Over the years I have been asked a lot of cheerleading questions. “How do I get over a mental block?” “How do I speed up my running tumbling?” I feel like I have spent a lot of time answering questions about skills, but one question I received this week was a little different. “What was it like to have your mom as your coach?”
First, here is a little background information. My mother, Donna Martin, was hired at a brand new school opening up in Lexington, KY the same year I was born. The school was named “Paul Laurence Dunbar High School” and in order to live out her dream of teaching biology to the world, she would also have to take the job as the cheerleading coach. As you can imagine, I spent most of my childhood at football games, practices and cheerleading competitions. I had no choice-Dunbar cheerleading became my life.
Before I knew it, it was now my turn to tryout for my mom’s National Championship team and everything changed. Instead of being the little rag doll for the high school girls, I was the new high school girl and all eyes were on me. Everyone knew who I was and most of the time, I wished they didn’t.
When you’re labeled “The coach’s daughter” everyone either hates you or they love you. Some people want to be your friend to “get in good with the coach” while others take joy in seeing you fail. I’m not going to lie to you, girls WILL talk about you more than normal. Some will be jealous of the attention you receive. Some will overlook that you’re talented and believe that the only reason you’re there is because of your last name. For me, it was very important to prove to everyone that I made the team based on my talent, so I harvested the anger or hurt I sometimes felt by teammates and pushed myself to keep improving.

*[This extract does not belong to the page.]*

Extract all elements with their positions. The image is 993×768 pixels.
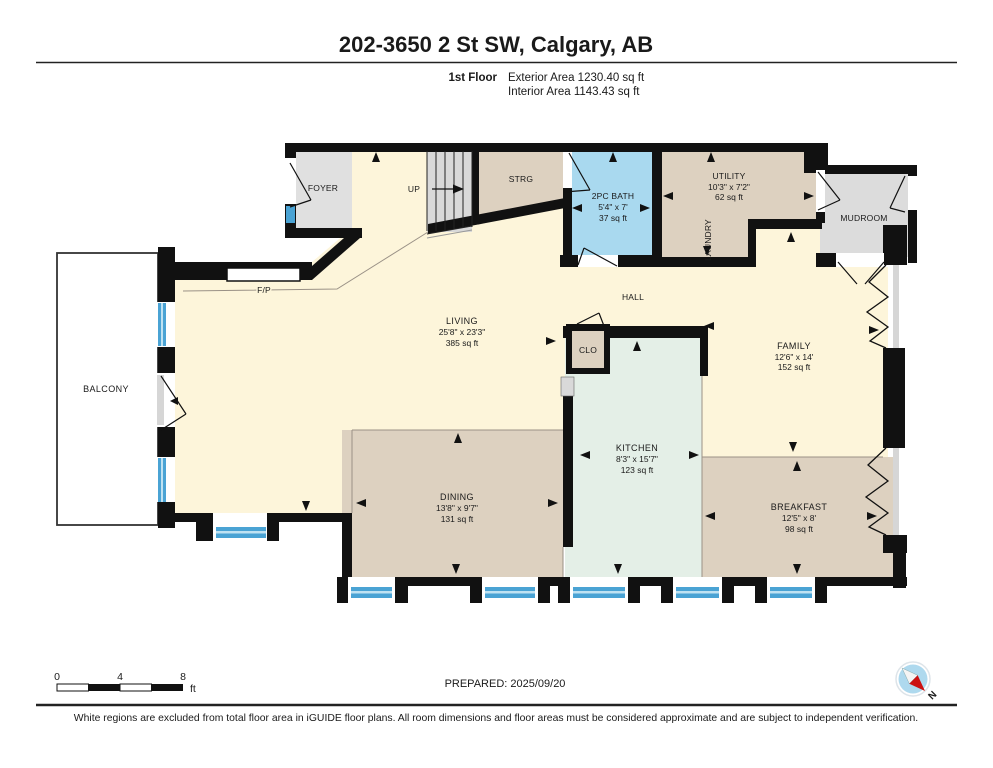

I learned very quickly the value of silence. Instead of being a vocal leader, I focused more on keeping my mouth shut and leading by example. A lot of the time I think kids have an easier time talking back to their parents than they do to their coach, so this was what I really wanted to avoid. Don’t get me wrong, I made mistakes and my mom and I fought several times in public during my Dunbar days, but by my junior year I think we figured it out.
When one of us had something to express to the other, we used another coach, Saleem, as our medium. I feel bad for putting him in that situation, but it ultimately made everything better. I would definitely suggest using another coach as a “go between” if possible. Keeping my mouth shut helped the relationship with my mom and also with my teammates. By my junior year, they began to see me as a leader and I was then able to be more vocal once I gained their respect.

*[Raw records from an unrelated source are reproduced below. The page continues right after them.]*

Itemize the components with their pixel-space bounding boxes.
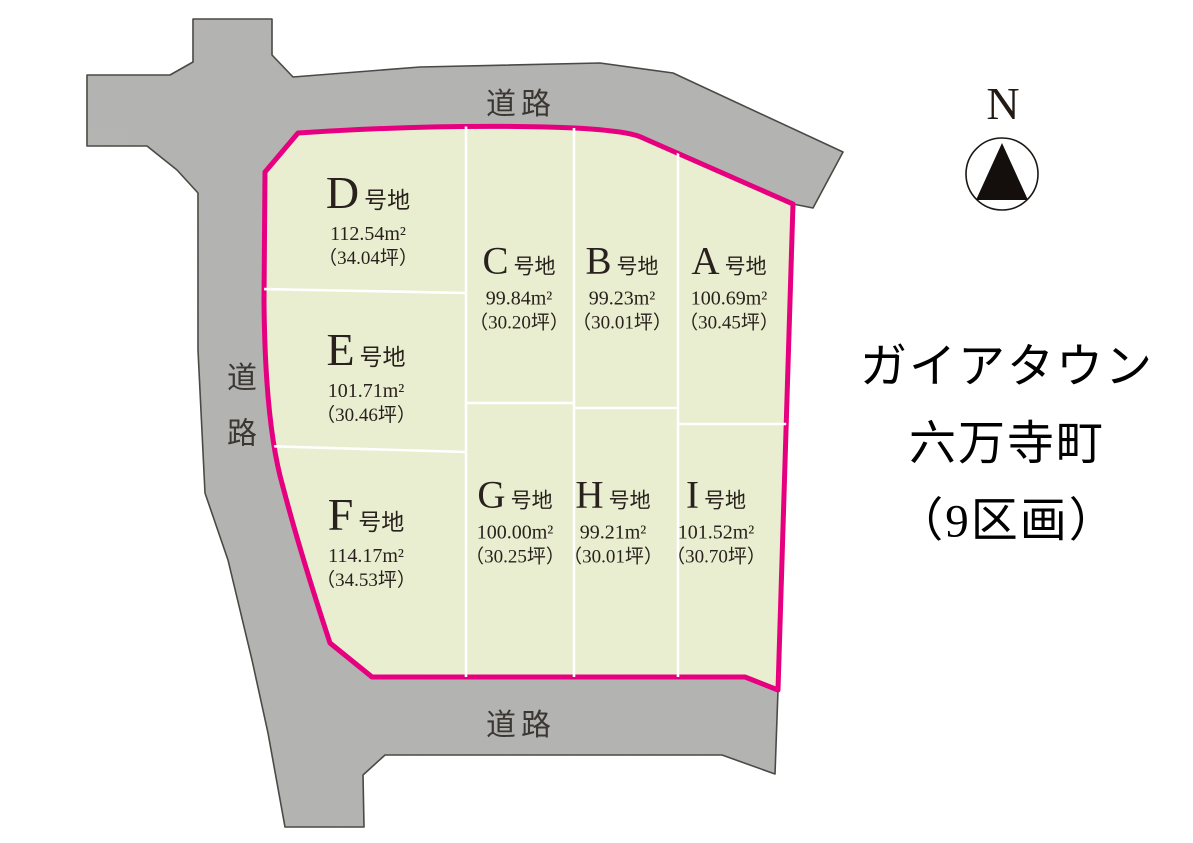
plot-label-A: A号地 100.69m² （30.45坪） <box>679 241 779 336</box>
plot-name: C号地 <box>469 241 569 284</box>
compass-north-label: N <box>986 81 1019 127</box>
plot-area-size: 114.17m² <box>316 542 416 569</box>
plot-area-size: 100.69m² <box>679 286 779 313</box>
plot-letter: I <box>686 475 699 518</box>
plot-letter: H <box>575 475 603 518</box>
plot-name: G号地 <box>465 475 565 518</box>
plot-area-tsubo: （34.53坪） <box>316 569 416 592</box>
plot-label-B: B号地 99.23m² （30.01坪） <box>572 241 672 336</box>
plot-area-tsubo: （30.46坪） <box>316 404 416 427</box>
plot-name: I号地 <box>666 475 766 518</box>
plot-name: D号地 <box>318 168 418 219</box>
plot-label-F: F号地 114.17m² （34.53坪） <box>316 490 416 592</box>
road-label-left: 道路 <box>216 362 260 473</box>
plot-area-tsubo: （34.04坪） <box>318 247 418 270</box>
plot-area-size: 99.21m² <box>563 520 663 547</box>
site-title-line1: ガイアタウン <box>860 330 1154 407</box>
plot-label-E: E号地 101.71m² （30.46坪） <box>316 325 416 427</box>
plot-letter: C <box>482 241 508 284</box>
plot-area-tsubo: （30.45坪） <box>679 313 779 336</box>
plot-name: B号地 <box>572 241 672 284</box>
plot-area-tsubo: （30.01坪） <box>572 313 672 336</box>
plot-area-size: 101.52m² <box>666 520 766 547</box>
plot-area-tsubo: （30.01坪） <box>563 547 663 570</box>
road-label-bottom: 道路 <box>486 700 556 744</box>
plot-area-tsubo: （30.20坪） <box>469 313 569 336</box>
site-title: ガイアタウン 六万寺町 （9区画） <box>860 330 1154 561</box>
plot-suffix: 号地 <box>360 345 406 370</box>
plot-suffix: 号地 <box>617 256 659 279</box>
plot-suffix: 号地 <box>704 490 746 513</box>
site-title-line3: （9区画） <box>860 484 1154 561</box>
plot-area-size: 100.00m² <box>465 520 565 547</box>
plot-suffix: 号地 <box>514 256 556 279</box>
site-title-line2: 六万寺町 <box>860 407 1154 484</box>
plot-label-G: G号地 100.00m² （30.25坪） <box>465 475 565 570</box>
plot-name: H号地 <box>563 475 663 518</box>
compass <box>966 138 1038 210</box>
plot-suffix: 号地 <box>609 490 651 513</box>
plot-name: A号地 <box>679 241 779 284</box>
plot-name: E号地 <box>316 325 416 376</box>
road-label-top: 道路 <box>486 79 556 123</box>
plot-area-size: 99.23m² <box>572 286 672 313</box>
plot-label-I: I号地 101.52m² （30.70坪） <box>666 475 766 570</box>
plot-letter: B <box>585 241 611 284</box>
plot-area-tsubo: （30.25坪） <box>465 547 565 570</box>
plot-suffix: 号地 <box>358 510 404 535</box>
plot-area-tsubo: （30.70坪） <box>666 547 766 570</box>
plot-area-size: 112.54m² <box>318 220 418 247</box>
plot-suffix: 号地 <box>364 188 410 213</box>
plot-label-C: C号地 99.84m² （30.20坪） <box>469 241 569 336</box>
plot-suffix: 号地 <box>725 256 767 279</box>
plot-letter: D <box>326 168 359 219</box>
plot-suffix: 号地 <box>511 490 553 513</box>
plot-letter: G <box>477 475 505 518</box>
plot-label-H: H号地 99.21m² （30.01坪） <box>563 475 663 570</box>
plot-letter: A <box>691 241 719 284</box>
plot-name: F号地 <box>316 490 416 541</box>
plot-label-D: D号地 112.54m² （34.04坪） <box>318 168 418 270</box>
plot-area-size: 99.84m² <box>469 286 569 313</box>
plot-area-size: 101.71m² <box>316 377 416 404</box>
plot-letter: F <box>328 490 354 541</box>
plot-letter: E <box>326 325 354 376</box>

Besides dealing with your teammates, it’s also hard having your mom telling you what to do in one more place. She was “mom” at home, “Mrs. Martin” at school and “Coach” at practice. She was literally EVERYWHERE and at times I felt extremely suffocated. We were both at fault a lot of the time because we weren’t able to separate our different roles. Keeping my mouth shut worked most of the time, but then I just had to keep trying to see her as everyone else did. She was a very well respected, hard working COACH and I eventually decided that I could actually learn from her.
Having a parent as a coach is very difficult, but it can also be very rewarding. Now that I look back at my high school years I realize how truly LUCKY coach’s kids really are. A lot of people on my team have parents that don’t understand anything about cheerleading, and lucky for me, my mom knows it all. It’s now one more thing we have in common to talk about and it has created a very special bond between us. Also, my mom was not only able to be there and watch me be successful, she was a huge part of it and we will always have those precious memories together.
Now that I am over six hours away from home, cheerleading still remains a big part of our relationship. I don’t think we ever have a phone conversation that doesn’t bring up something that happened recently at our of our team’s practices. Cheerleading is a lot more than an after school activity for my mom and I and it always will be.